Also ich muss sagen, die GELID extreme ist schon verdammt gute Paste. Leicht zu entfernen und schmiert nicht.

Und was die Temps angeht, bin ich recht zurfieden.
Teste gerade mit meinem E8400 die 4,5 GhZ mit 1,33v und die kern temps befinden sich bei 52°. Das ist eine sehr gute leistung muss ich sagen.


----------



## Guncutter (6. Juni 2010)

*AW: Wärmeleitpaste für Overclocker*

Hatte vorher Nt-h1 und bin dann, nachdem ich keine h1 mehr hatte, auf die Prolimatech PK-1 Nano Aluminium Thermal Compound umgestiegen . 
Kann leider kein wirklichen vergleich starten, weil sich auch ein neues gehäuse in den Warenkorb geschlichen hat  bin aber sehr zufrieden mit der WP


----------



## core-in-spring (10. Juni 2010)

*AW: Wärmeleitpaste für Overclocker*

Die beste meiner Meinung nach:
Coollaboratory  Liquid Pro Flüssigmetall Wärmeleitpaste

http://extreme.pcgameshardware.de/luftkuehlung/104519-waermeleitpaste-fluessigmetall.html

http://extreme.pcgameshardware.de/l...melthread-fluessigmetall-waermeleitpaste.html


----------



## Agr9550 (10. Juni 2010)

*AW: Wärmeleitpaste für Overclocker*

Prolimatech PK-1 Nano Aluminium Thermal Compound 


bin ich mehr wie zufrieden damit ! schmiert nicht lässt sich extrem dünn auftragen wärmeableitung passt


davor hatte ich ne artic silber 5 find die pk1 aber nen kleinen tick besser zum auftragen


----------



## core-in-spring (11. Juni 2010)

*AW: Wärmeleitpaste für Overclocker*

Hier ist noch ein Bericht über Coollaboratory-Liquid-*Ultra*
Coollaboratory Liquid Ultra: Neue High-End-Wärmeleitpaste mit Flüssigmetall - Update - Coollaboratory, Wärmeleitpaste, WLP

Sie soll sich besser verteilen u entfernen lassen.
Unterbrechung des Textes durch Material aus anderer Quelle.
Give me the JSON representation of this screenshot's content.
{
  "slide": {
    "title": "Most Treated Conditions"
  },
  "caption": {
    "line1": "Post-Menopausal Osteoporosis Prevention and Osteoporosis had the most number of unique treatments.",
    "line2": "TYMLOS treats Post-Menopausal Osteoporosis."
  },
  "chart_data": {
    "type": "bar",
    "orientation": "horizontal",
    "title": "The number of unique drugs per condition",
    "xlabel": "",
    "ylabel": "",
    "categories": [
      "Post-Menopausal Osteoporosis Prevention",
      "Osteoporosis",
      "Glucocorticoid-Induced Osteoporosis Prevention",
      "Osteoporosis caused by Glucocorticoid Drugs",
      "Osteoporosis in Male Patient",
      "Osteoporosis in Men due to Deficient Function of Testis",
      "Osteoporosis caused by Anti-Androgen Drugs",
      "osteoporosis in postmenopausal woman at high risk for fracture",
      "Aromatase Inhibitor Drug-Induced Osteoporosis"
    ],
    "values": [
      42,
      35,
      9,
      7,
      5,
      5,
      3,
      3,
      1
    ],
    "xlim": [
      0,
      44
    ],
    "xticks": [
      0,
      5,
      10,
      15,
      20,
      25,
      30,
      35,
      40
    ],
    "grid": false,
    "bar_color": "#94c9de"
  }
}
Dazu soll sie noch etwas Leistungsstärker sein.


----------



## Biosman (11. Juni 2010)

*AW: Wärmeleitpaste für Overclocker*

Ich hab zuhause die MX2, AS5 (welche ich aber schon lange nicht mehr benutzt habe) und natürlich die beste Paste Prolimatech PK-1 die ich nur empfehlen kann.

Das sie schwer aufzutragen wäre davon weiss ich nix. evtl etwas dickflüssiger aber auf CPU oder GPU stellt das keine Probleme da. Dafür sind die Temps gegenüber der MX2 1-2 C° besser. Von der Uralte AS5 gar nicht zu sprechen^^


----------